Dr. Robert Fulton Boyd, a Nashville dentist and physician, faced daunting odds yet still became a pioneer in the field of medicine.
Not only was Dr. Boyd the first African-American dentist and doctor to open a practice in the Tennessee town, he was also a co-founder and first president of the National Medical Association, the leading Black health organization representing physicians and health workers nationwide.
Boyd was born a slave on July 8, 1855 in rural Pulaski, eventually living on the plantation of prominent Tennessee doctor Paul Eve. Boyd dreamed of becoming a physician despite his educational limitations, so he attended Fisk University at night when he became of age. Boyd did so well at Fisk, he was able to begin teaching in local schools.
The medical department of Central Tennessee College recognized Boyd’s efforts at Fisk, and he entered the institution in 1880. Two years later, Boyd graduated with honors. After teaching in Mississippi, he graduated from Meharry Medical College with a Doctor of Dental Surgery (D.D.S.) degree in 1887.
On June 11 that same year, Boyd opened his practice. Boyd provided service to poor citizens in Nashville, but served patients of all economic classes as the 20th century dawned.

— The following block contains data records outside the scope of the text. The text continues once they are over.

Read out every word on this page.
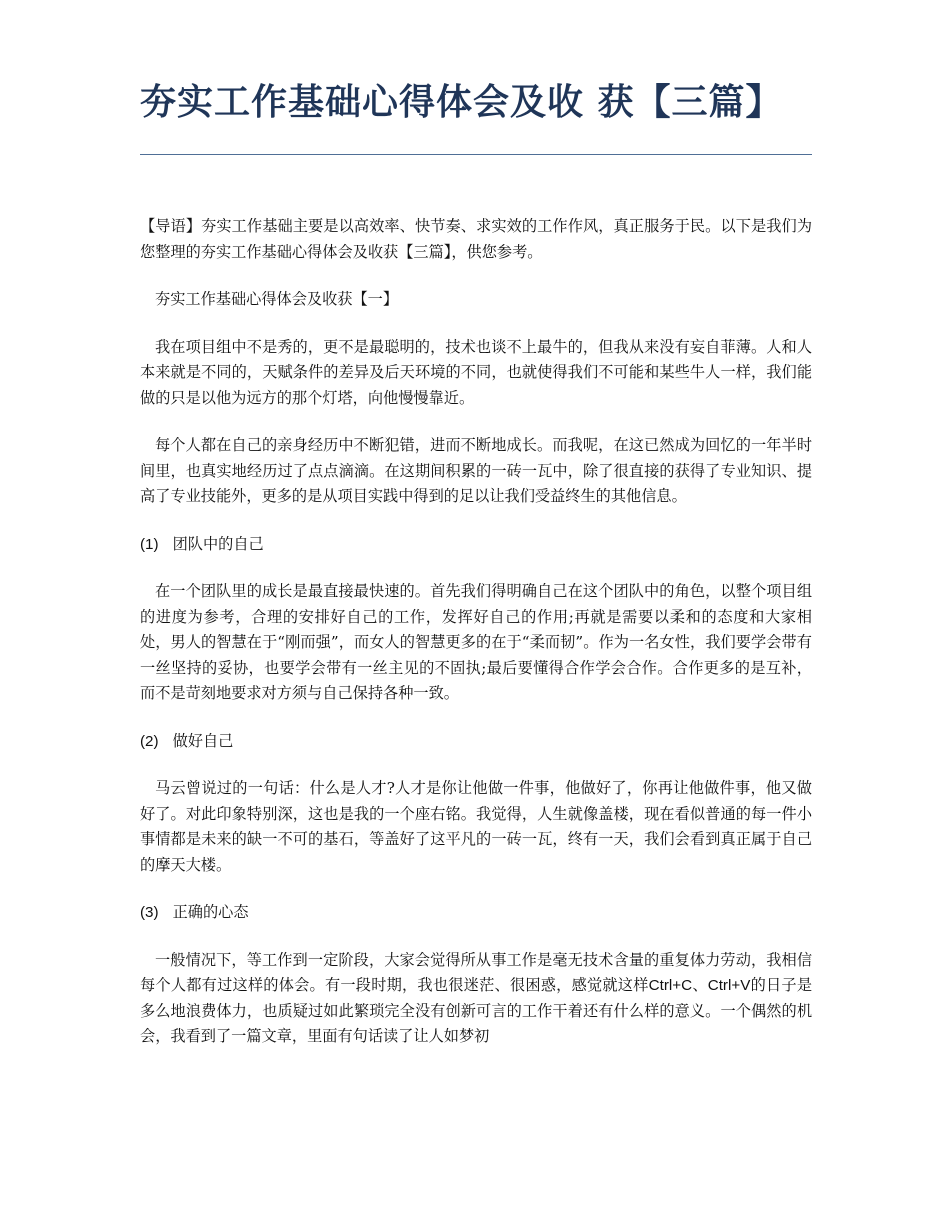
夯实工作基础心得体会及收 获【三篇】

【导语】夯实工作基础主要是以高效率、快节奏、求实效的工作作风，真正服务于民。以下是我们为您整理的夯实工作基础心得体会及收获【三篇】，供您参考。

夯实工作基础心得体会及收获【一】

我在项目组中不是秀的，更不是最聪明的，技术也谈不上最牛的，但我从来没有妄自菲薄。人和人本来就是不同的，天赋条件的差异及后天环境的不同，也就使得我们不可能和某些牛人一样，我们能做的只是以他为远方的那个灯塔，向他慢慢靠近。

每个人都在自己的亲身经历中不断犯错，进而不断地成长。而我呢，在这已然成为回忆的一年半时间里，也真实地经历过了点点滴滴。在这期间积累的一砖一瓦中，除了很直接的获得了专业知识、提高了专业技能外，更多的是从项目实践中得到的足以让我们受益终生的其他信息。

(1) 团队中的自己

在一个团队里的成长是最直接最快速的。首先我们得明确自己在这个团队中的角色，以整个项目组的进度为参考，合理的安排好自己的工作，发挥好自己的作用;再就是需要以柔和的态度和大家相处，男人的智慧在于“刚而强”，而女人的智慧更多的在于“柔而韧”。作为一名女性，我们要学会带有一丝坚持的妥协，也要学会带有一丝主见的不固执;最后要懂得合作学会合作。合作更多的是互补，而不是苛刻地要求对方须与自己保持各种一致。

(2) 做好自己

马云曾说过的一句话：什么是人才?人才是你让他做一件事，他做好了，你再让他做件事，他又做好了。对此印象特别深，这也是我的一个座右铭。我觉得，人生就像盖楼，现在看似普通的每一件小事情都是未来的缺一不可的基石，等盖好了这平凡的一砖一瓦，终有一天，我们会看到真正属于自己的摩天大楼。

(3) 正确的心态

一般情况下，等工作到一定阶段，大家会觉得所从事工作是毫无技术含量的重复体力劳动，我相信每个人都有过这样的体会。有一段时期，我也很迷茫、很困惑，感觉就这样Ctrl+C、Ctrl+V的日子是多么地浪费体力，也质疑过如此繁琐完全没有创新可言的工作干着还有什么样的意义。一个偶然的机会，我看到了一篇文章，里面有句话读了让人如梦初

Taken aback by Black mortality rates, he lectured in public forums and churches on the importance of proper health care.
According to Fisk University historian Linda T. Wynn, Boyd collected more degrees. In 1890, he attended the Postgraduate School of Medicine at the University of Chicago. The following year, he earned a Master of Arts degree from Central Tennessee College. Boyd also dabbled in politics, running for mayor and in 1893, for a seat in the Tennessee General Assembly.
Boyd later became Meharry’s professor of gynecology and clinical medicine. Although Central Tennessee could not afford to open a teaching hospital, a facility was built near the school and students had privileges. The hospital was open to Meharry students until Nashville officials barred them due to race. This inspired Boyd to open Mercy Hospital in 1890, and he opened his doors to students and anyone else in need.
That same year, Boyd and a group of prominent Black physicians formed a national fraternity known as the Society of Colored Physicians and Surgeons, which then elected Boyd as its first president.
Because of his standing with the public, Boyd was asked to perform roles outside of medicine. In 1909, Nashville’s second Black-owned bank, People’s Savings Bank and Trust Company, elected Boyd as its president.
Never married, Boyd died on July 20, 1912 at age 57 due to “acute indigestion,” according to reports. He was survived by his mother, Maria Coffey.